Google Agrees To $22.5 Mil Fine For Tracking Safari Users

Thu, Aug 9, 2012 at 3:08 pm

    Google has agreed to a record $22.5 million fine to settle charges that it circumvented the privacy settings of Safari users, the Federal Trade Commission announced on Thursday.

    “The record setting penalty in this matter sends a clear message to all companies under an FTC privacy order,” FTC Chairman Jon Leibowitz said. “No matter how big or small, all companies must abide by FTC orders against them and keep their privacy promises to consumers.”

    The settlement resolves contempt charges stemming from allegations that Google developed a workaround to Safari’s no-tracking settings. Google — which also faces a potential class-action lawsuit over the alleged hack — didn’t admit to wrongdoing in the case.

    News of Google’s workaround was first made public by graduate student Jonathan Mayer, who published a report in February outlining how the company bypassed users’ settings. Google said at the time that it originally circumvented Safari’s settings in order to enable Safari users to like ads with the +1 button, and not track them throughout the Web.

    But once the workaround was in place, Google’s DoubleClick also was able to track people in order to target ads to them, based on their Web-surfing history.

    The workaround might not in itself have resulted in an FTC action, but Google also specifically instructed users that the Safari browser would block tracking cookies. That statement gave the FTC grounds to file contempt charges against Google, for allegedly violating a 2011 consent decree that bans the company from misrepresenting its privacy practices.

    The FTC’s complaint, unveiled on Thursday, also alleges that Google deceived consumers by stating that it complied the Network Advertising Initiative’s self-regulatory code. The NAI requires members to disclose how they collect and use data.

    Google has already deleted much of the data it collected. The company promised to shed all of it by next year as part of the settlement.

    The eight-figure fine signals that the FTC is making privacy a priority, says advertising lawyer Jeffrey Greenbaum, a partner in Frankfurt Kurnit Klein & Selz. “They are trying to send a loud and clear message to industry that privacy is really, really, really important to us,” he says.

    Greenbaum adds that the enforcement action shows that the FTC will aggressively enforce consent decrees. “People think when they enter into a consent order with the FTC that it’s over. What the FTC wants industry to hear is, ‘When you sign an order with the FTC, that’s just the beginning,'” he says.

    New York Law School professor James Grimmelmann adds that Google’s tracking glitch shows the dangers of tinkering with privacy tools — even if for an innocent purpose, such as allowing users to “like” ads. “Privacy circumvention is a sketchy practice, and companies that engage in it run significant risks.”

    For Google, the Safari hack marks at least the third major privacy glitch in the last few years. In 2010, when Google launched the now-defunct social networking service Buzz — which aimed to create networks out of people’s email contacts — the feature revealed names of users’ email contacts by default. The company also came under fire last year, after reports surfaced that Street View cars collected passwords, browsing history and other data from people accessing the Web via unsecured WiFi networks.
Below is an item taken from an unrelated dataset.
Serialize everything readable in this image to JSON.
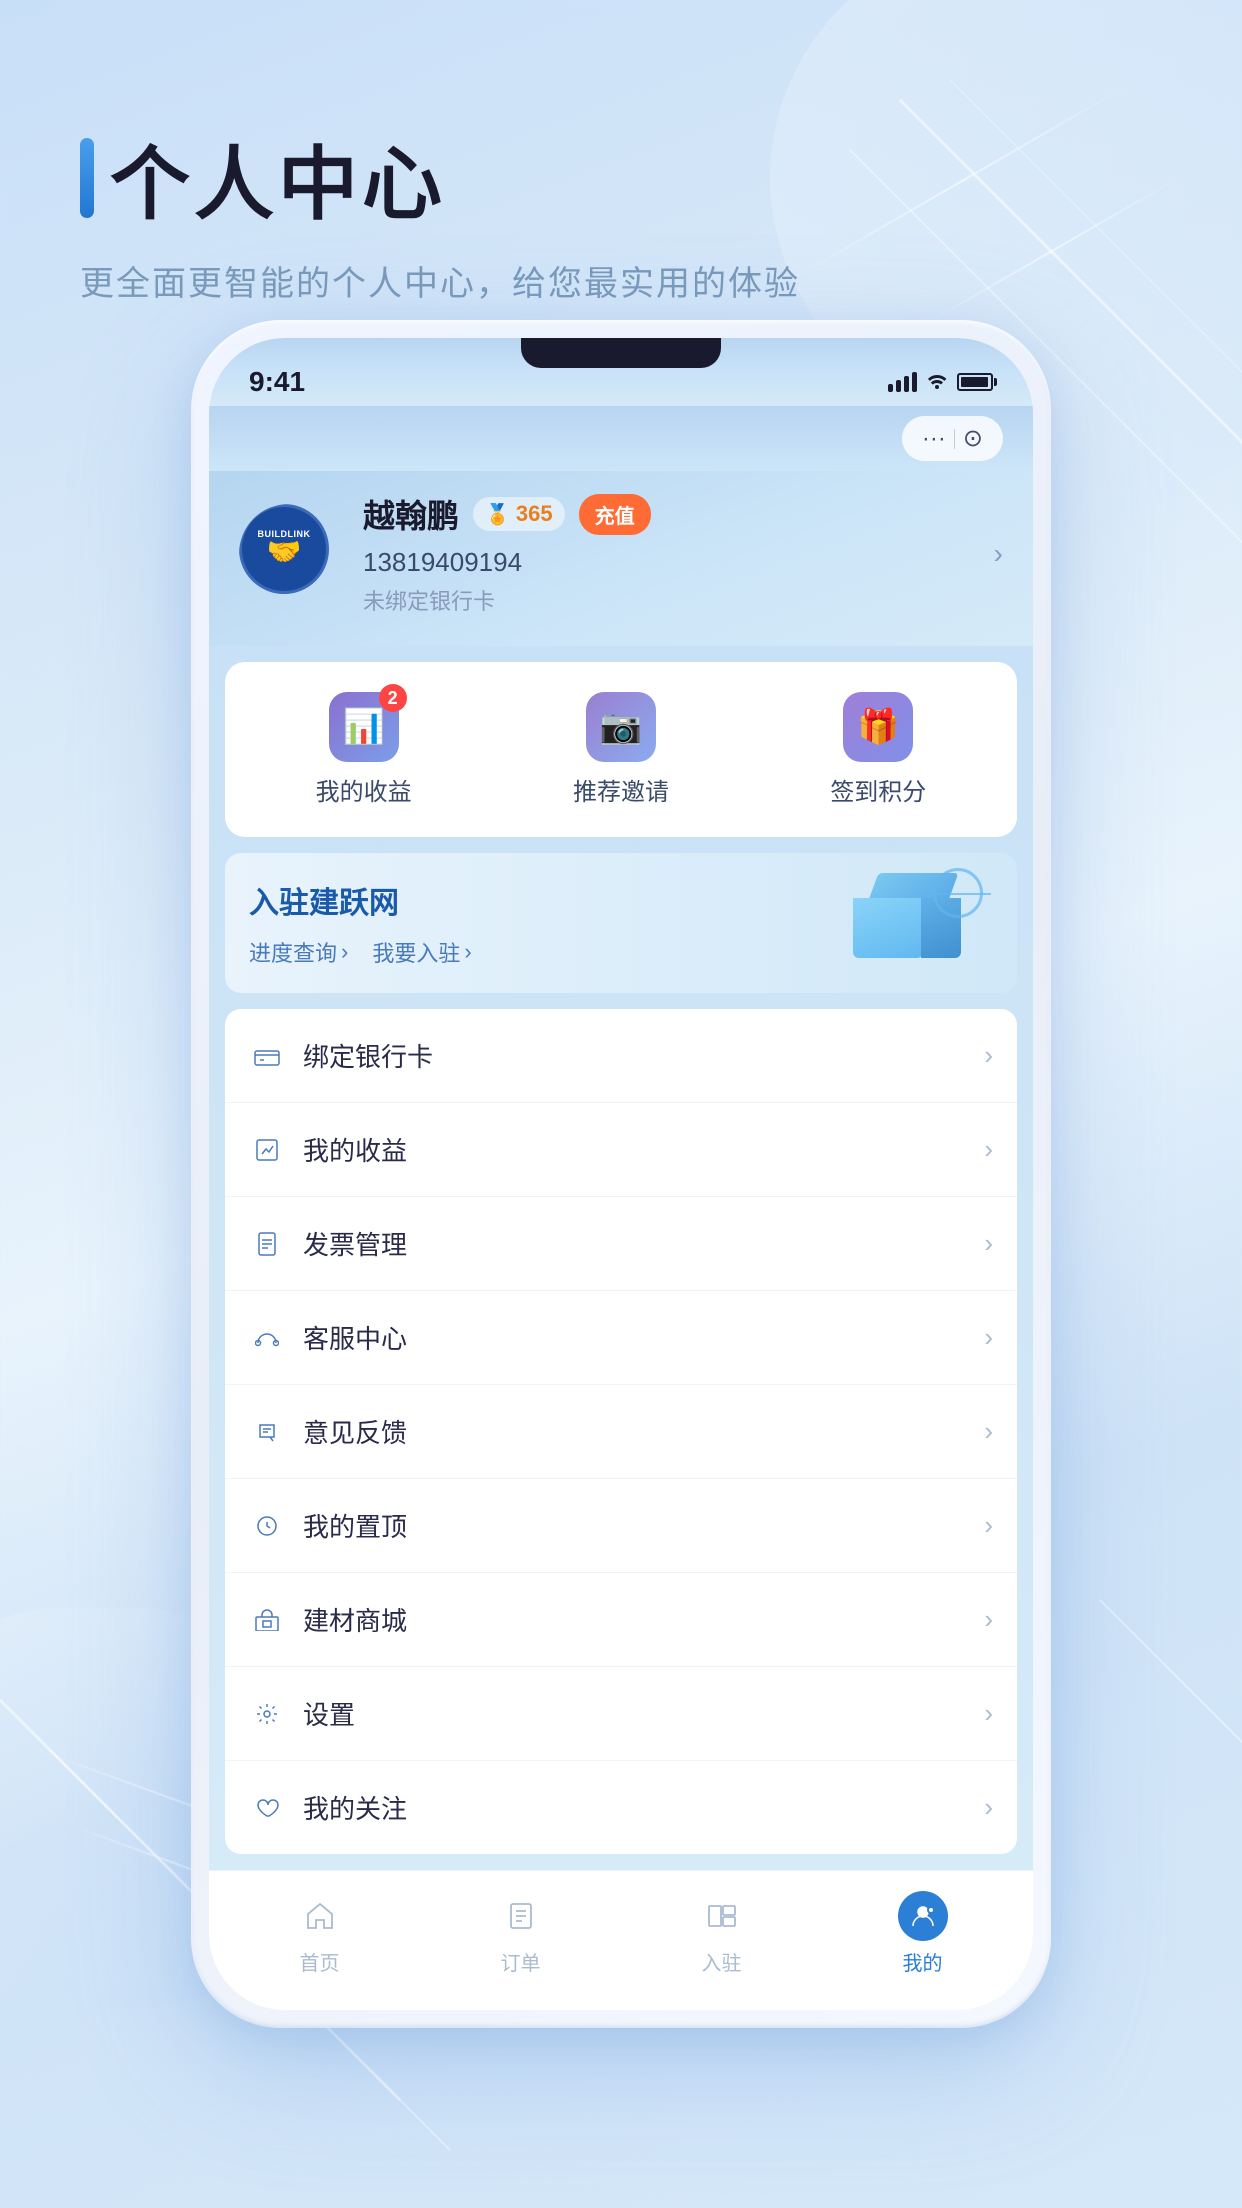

    On Thursday, the FTC’s consumer protection head David Vladeck expressed frustration with Google’s explanations for the privacy glitches — which often boil down to a statement that it didn’t realize what was happening. “It is troubling to us that Google says, ‘We didn’t know,'” Vladeck said on a conference call with reporters. “Their answer in WiFi Street View was, ‘We didn’t realize what was going on.’ Their answer here is, ‘We really didn’t know.’ A company like Google … has to do better.”

    FTC Commissioner J. Thomas Rosch dissented from the vote to accept the settlement because Google didn’t admit that it had violated the previous consent decree. “It arguably cannot be concluded that the consent decree is in the public interest when it contains a denial of liability,” he wrote.

    The group Consumer Watchdog also was unhappy with the agreement, calling the fine “woefully insufficient considering that Google refused to admit any liability or wrongdoing.” The group says it hopes to block the settlement.